Jace rolled his eyes. “You didn’t see me between her legs, did you? She wasn’t my type. I don’t owe you a thing. You look like hell, by the way.” He eyed Billy’s pale, yellowish-green complexion and the dark circles bruising his sculpted face. Even his dark blond hair looked hung over, drooping listlessly in his blue-gray eyes.
“I feel like dog shit. Got about two hours’ sleep. But man, oh, man.” He chuckled. “Those two were hot. Girl on girl, girls on me. It was intense.”
Jace groaned inwardly. “Good for you. Now why don’t you grab your tools and help me? This is a rush job.”
“Yeah, I’ll get them. I’m not going to be much use to you, though. I feel like dog shit.”
“You already said that.” Jace pulled the safety glasses over his eyes. “Did you ever remember how you know Zoé?”

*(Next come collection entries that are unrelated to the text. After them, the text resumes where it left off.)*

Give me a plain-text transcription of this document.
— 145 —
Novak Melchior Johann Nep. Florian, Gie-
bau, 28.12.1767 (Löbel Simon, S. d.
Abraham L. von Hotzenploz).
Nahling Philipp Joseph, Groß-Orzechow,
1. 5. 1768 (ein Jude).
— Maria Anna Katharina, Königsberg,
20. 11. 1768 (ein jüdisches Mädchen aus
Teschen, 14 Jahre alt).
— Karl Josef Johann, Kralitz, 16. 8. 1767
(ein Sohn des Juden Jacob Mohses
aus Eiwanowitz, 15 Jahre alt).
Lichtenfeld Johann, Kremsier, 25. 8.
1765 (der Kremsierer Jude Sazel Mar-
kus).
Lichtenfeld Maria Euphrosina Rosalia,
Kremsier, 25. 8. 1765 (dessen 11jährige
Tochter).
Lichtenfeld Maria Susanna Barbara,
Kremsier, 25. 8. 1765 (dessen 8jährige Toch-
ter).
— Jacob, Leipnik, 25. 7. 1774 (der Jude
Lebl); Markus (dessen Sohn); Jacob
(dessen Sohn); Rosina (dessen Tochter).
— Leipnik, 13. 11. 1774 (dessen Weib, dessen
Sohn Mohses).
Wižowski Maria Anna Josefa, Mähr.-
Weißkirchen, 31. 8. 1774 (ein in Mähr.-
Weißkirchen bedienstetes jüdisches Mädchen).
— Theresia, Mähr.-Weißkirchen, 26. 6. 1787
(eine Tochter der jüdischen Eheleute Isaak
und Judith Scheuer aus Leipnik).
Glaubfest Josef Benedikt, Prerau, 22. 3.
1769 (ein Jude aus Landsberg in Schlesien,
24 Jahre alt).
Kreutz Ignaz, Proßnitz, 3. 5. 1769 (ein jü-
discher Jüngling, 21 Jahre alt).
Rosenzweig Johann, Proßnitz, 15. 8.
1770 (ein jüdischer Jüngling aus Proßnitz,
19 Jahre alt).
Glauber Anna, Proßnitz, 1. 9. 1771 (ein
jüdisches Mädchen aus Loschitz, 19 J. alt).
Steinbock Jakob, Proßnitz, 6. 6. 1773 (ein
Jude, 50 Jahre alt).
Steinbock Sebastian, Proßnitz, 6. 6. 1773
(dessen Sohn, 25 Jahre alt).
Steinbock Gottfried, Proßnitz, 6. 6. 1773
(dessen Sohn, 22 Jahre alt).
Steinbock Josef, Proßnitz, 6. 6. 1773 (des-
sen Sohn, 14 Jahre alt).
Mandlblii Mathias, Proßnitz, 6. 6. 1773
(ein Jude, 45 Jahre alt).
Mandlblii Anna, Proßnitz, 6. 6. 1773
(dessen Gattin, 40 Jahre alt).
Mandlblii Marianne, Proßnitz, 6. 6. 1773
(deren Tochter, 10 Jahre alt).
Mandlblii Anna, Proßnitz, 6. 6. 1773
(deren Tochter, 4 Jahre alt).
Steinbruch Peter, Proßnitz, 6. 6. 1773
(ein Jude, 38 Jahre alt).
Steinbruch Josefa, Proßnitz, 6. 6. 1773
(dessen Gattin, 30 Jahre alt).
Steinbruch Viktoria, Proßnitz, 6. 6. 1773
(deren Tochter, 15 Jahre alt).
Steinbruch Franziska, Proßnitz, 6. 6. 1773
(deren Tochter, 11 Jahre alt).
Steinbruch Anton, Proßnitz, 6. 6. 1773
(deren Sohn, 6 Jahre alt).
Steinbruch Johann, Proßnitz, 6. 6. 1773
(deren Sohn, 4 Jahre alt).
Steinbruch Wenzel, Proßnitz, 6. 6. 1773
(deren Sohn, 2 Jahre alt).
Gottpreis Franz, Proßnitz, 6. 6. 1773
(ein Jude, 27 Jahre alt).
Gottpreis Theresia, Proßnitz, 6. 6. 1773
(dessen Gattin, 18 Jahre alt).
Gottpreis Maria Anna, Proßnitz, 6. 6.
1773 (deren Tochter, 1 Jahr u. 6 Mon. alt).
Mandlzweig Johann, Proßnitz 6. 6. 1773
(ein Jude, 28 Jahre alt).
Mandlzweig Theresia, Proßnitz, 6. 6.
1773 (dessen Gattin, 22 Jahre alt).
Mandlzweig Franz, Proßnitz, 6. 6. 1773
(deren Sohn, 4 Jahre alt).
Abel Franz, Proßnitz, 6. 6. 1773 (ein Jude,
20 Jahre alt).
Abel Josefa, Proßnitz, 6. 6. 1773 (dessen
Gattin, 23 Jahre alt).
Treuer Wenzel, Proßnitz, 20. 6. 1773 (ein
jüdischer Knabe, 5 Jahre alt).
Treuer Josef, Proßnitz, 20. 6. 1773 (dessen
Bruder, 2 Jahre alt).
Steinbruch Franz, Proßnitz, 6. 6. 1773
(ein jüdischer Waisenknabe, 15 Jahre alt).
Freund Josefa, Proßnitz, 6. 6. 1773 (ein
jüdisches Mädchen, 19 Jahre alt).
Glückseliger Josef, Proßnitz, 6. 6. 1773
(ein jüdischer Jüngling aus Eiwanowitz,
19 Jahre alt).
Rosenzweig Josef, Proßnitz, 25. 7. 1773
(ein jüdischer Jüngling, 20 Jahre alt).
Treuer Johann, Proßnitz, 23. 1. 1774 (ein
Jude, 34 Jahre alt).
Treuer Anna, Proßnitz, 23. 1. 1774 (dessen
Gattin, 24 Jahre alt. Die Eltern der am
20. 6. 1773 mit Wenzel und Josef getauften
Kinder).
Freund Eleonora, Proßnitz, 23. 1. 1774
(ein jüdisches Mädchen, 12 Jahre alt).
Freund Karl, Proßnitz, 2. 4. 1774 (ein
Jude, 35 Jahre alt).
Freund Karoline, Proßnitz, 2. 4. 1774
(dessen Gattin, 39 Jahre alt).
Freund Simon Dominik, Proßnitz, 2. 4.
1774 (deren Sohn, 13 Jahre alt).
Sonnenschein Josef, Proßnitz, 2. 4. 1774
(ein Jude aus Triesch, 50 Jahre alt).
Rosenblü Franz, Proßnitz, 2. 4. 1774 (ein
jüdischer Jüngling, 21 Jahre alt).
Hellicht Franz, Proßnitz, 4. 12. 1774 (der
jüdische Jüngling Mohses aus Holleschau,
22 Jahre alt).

“Who’s that?” Billy asked.
“The waitress at Chica Ríos.”
“Oh, her. Yeah, I think I balled her a couple times. She looked familiar. I didn’t want to let on to Jasmine, though. I kind of like her.”
“You kind of like your girlfriend?” Jace shook his head.
“She knows how to get freaky, what can I say?” Billy scratched his head. “Fuck. I need aspirin, a cigarette, and coffee, big time. So, why’d you ask about Zoé? You like her?”
“She seemed interesting.” Can’t stop thinking about her, more like it.